A couple of weeks ago The Guardian released new information about a program called XKeyscore the NSA operates, giving the government the capability to search emails, social media and browsing history amongst other data.
The presentation reveals fascinating insight into the program, its reach and capabilities.
Data is collected around the world at aprox. 150 sites, which seem to be clustered around Central America, Europe and the Middle East.
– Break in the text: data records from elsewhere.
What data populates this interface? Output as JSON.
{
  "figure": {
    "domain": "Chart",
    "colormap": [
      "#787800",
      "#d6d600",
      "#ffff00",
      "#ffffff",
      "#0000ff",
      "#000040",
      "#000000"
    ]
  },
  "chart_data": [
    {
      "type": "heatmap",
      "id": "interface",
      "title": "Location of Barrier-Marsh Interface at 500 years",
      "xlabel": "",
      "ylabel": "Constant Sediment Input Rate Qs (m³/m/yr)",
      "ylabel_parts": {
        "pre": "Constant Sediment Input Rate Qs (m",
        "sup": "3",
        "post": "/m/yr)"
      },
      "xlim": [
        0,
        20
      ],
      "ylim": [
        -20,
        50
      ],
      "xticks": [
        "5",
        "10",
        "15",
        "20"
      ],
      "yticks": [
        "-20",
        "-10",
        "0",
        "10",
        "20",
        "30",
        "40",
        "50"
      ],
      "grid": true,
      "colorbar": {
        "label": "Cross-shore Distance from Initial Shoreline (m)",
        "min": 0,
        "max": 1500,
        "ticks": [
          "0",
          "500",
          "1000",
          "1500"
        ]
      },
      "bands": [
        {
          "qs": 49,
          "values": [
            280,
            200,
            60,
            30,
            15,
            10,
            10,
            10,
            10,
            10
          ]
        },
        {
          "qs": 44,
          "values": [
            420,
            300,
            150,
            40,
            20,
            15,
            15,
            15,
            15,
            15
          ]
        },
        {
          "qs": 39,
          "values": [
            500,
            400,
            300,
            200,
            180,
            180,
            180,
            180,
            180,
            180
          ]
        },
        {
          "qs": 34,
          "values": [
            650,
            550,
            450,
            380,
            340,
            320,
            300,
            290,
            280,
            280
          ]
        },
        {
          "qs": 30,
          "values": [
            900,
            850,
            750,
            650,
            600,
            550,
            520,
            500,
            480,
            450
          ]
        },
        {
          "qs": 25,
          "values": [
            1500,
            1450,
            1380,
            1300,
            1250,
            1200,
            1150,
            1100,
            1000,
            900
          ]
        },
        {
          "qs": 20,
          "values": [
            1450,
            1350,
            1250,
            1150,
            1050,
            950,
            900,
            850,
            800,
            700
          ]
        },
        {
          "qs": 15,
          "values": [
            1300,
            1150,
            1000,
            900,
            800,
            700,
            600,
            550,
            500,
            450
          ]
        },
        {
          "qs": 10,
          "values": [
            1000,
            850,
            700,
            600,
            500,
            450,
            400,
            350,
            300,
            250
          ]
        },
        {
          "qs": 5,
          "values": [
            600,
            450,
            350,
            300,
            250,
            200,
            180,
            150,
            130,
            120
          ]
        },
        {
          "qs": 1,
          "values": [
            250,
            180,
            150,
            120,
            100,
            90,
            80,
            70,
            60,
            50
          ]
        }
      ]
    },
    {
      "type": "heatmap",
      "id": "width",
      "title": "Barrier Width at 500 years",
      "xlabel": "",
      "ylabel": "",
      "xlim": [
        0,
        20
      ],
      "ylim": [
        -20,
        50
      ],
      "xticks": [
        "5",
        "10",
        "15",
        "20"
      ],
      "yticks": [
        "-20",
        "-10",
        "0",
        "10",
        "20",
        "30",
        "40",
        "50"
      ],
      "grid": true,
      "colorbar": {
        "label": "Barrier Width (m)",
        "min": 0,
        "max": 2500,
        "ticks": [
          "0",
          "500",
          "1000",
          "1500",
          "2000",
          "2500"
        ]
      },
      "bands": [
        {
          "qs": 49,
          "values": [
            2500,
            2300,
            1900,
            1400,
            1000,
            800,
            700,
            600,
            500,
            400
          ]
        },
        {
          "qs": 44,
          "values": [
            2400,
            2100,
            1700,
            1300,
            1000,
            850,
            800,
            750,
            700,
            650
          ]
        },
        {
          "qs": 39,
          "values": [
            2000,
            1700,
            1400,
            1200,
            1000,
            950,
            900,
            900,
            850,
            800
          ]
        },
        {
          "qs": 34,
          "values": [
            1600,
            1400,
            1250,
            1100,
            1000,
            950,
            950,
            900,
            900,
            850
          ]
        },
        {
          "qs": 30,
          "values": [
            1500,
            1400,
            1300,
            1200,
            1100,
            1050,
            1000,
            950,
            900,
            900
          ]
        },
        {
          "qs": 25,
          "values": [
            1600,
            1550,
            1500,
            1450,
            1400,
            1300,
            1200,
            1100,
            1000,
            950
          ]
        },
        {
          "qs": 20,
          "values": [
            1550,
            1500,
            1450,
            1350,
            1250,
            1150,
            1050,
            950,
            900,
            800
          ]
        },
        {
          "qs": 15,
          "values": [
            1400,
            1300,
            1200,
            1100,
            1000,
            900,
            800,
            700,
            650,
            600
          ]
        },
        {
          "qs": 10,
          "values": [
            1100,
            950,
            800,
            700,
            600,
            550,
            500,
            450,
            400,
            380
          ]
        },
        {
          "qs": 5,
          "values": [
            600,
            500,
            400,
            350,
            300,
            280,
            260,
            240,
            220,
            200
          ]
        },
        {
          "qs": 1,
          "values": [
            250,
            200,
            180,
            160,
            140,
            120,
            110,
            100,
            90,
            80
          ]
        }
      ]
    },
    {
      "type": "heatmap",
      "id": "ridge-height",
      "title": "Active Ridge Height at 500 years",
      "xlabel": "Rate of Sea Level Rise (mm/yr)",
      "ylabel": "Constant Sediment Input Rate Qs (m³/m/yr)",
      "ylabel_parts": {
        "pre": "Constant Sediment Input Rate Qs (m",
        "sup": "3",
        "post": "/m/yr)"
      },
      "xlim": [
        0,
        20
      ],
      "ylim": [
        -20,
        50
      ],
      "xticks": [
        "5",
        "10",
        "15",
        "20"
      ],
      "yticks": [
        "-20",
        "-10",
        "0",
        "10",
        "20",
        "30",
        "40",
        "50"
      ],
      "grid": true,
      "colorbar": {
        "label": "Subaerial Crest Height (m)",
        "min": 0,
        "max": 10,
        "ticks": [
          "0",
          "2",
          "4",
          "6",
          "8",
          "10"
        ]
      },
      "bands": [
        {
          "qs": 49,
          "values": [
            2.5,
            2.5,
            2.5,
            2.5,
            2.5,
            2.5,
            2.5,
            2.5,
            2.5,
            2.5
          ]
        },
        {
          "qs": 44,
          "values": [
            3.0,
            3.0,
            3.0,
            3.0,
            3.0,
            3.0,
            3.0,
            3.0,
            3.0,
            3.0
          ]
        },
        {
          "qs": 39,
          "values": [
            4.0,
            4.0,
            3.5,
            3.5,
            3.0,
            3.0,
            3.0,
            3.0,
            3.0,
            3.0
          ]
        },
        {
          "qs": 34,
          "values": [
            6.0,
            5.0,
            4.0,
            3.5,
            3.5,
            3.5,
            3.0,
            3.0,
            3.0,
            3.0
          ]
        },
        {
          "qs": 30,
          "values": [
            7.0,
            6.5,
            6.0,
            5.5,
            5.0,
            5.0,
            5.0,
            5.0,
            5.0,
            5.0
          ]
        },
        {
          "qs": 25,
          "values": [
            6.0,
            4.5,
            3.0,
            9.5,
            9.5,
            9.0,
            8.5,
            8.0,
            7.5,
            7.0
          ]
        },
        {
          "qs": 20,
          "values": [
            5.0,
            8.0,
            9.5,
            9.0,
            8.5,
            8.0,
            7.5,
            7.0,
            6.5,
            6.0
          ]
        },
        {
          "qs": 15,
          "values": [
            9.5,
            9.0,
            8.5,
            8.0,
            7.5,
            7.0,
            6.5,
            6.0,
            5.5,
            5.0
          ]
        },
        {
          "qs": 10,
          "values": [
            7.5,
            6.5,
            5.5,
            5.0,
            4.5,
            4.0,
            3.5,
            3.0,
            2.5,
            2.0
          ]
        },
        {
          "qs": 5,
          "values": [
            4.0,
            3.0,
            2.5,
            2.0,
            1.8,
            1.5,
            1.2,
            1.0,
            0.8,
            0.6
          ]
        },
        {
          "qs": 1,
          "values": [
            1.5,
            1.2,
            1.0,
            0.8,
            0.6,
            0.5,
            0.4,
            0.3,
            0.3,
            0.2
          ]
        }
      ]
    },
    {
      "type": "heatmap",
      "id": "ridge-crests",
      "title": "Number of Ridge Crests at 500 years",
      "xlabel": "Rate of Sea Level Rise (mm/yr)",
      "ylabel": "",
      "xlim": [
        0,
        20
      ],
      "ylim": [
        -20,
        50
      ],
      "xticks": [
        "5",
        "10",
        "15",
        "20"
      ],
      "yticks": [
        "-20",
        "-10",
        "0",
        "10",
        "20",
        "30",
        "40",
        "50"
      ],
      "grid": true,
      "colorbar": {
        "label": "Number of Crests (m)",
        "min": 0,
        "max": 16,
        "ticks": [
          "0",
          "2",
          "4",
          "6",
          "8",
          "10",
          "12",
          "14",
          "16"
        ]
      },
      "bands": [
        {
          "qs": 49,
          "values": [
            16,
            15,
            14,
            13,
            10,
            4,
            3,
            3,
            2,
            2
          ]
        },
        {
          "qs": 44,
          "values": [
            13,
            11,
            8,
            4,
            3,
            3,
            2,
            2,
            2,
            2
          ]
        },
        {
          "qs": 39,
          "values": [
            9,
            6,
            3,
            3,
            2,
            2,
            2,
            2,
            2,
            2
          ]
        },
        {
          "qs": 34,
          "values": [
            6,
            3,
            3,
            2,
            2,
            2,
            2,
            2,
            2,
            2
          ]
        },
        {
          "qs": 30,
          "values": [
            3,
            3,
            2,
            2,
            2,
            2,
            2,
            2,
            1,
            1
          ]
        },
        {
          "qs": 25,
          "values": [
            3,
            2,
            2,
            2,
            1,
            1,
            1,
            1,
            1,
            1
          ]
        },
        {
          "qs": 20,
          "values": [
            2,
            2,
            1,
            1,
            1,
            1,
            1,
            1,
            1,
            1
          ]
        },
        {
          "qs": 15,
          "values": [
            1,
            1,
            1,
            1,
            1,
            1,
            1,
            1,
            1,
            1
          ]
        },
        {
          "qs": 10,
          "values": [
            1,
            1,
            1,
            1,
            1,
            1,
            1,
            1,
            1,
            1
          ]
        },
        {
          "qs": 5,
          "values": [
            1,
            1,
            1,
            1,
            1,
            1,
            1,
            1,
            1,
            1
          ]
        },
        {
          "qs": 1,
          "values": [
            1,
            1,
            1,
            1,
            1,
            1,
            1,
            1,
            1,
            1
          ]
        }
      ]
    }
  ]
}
It is pitched as unique because of its general capability allowing the operator to go “shallow” or “deep” when performing queries on the system.
“Shallow” query operations enable the analyzes of large data sets or in case of monitoring real-time activity (tipping), when the data rate is too high.
Because large amounts of time spent on the web is performing actions that are anonymous in some sense, XKeyscore has the capability to detect anomalies in the traffic that lead to intelligence and thus triggering traditional tasking.
On how to query the system the slides show the power lies in being able to look for anomalous events, giving specific examples such as:
- Someone whose language is out of place to the particular geographic region they are at.
- Someone using encryption which would signal they have something to hide.
- Someone searching the web for suspicious information.
- Show all encrypted word documents from Iran.
- Show all encryption usage in Iran.
XKeyscore stores extracts and authoring information on documents giving it the capability to trace where the document originated.
Data volumes are so high that according to the presentation, data collected never leave the sites, but is rather deleted at a finite time after being run through extract plugins which index and store metadata.
Traditionally collection of information is triggered by a strong-selector event when the target is known, but the system is capable to work back from an anomalous event to a strong selector, as well as tie in with other existing systems to allow collection after the event.
Examples of utilizing this approach to analyze data are also outlined:
- Finding a target that speaks German in Pakistan.
- Someone who has utilized Google maps to scope target locations.
- Who wrote a document and where that has been passed around through numerous people.
- Find all excel spreadsheets coming out of Iraq and map IP addresses. (Note: this particular point mentions MAC address which is incorrect.)
Another system comes to light named TAO (Tailored Access Operations) which provides XKeyscore with the capability to report on all exploitable machines in a particular country.
As new web services come online, the system scans metadata collected for the username which is likely reused from service to service, providing the discovery of new applications the agency had no idea about.
Future enhancement efforts centered around higher speeds, better presentation, VoIP, and adding metadata from Google Earth and EXIF tags. Keeping in mind this presentation is dated 2008, the future is here.
VoIP traffic can be collected and reconstructed; EXIF metadata is particularly interesting. From this metadata you could query for photos taken by an particular camera in a particular geographic region, on a particular date. Cross referencing exposure and time of day could let you determine if the photo was taken indoors or outdoors.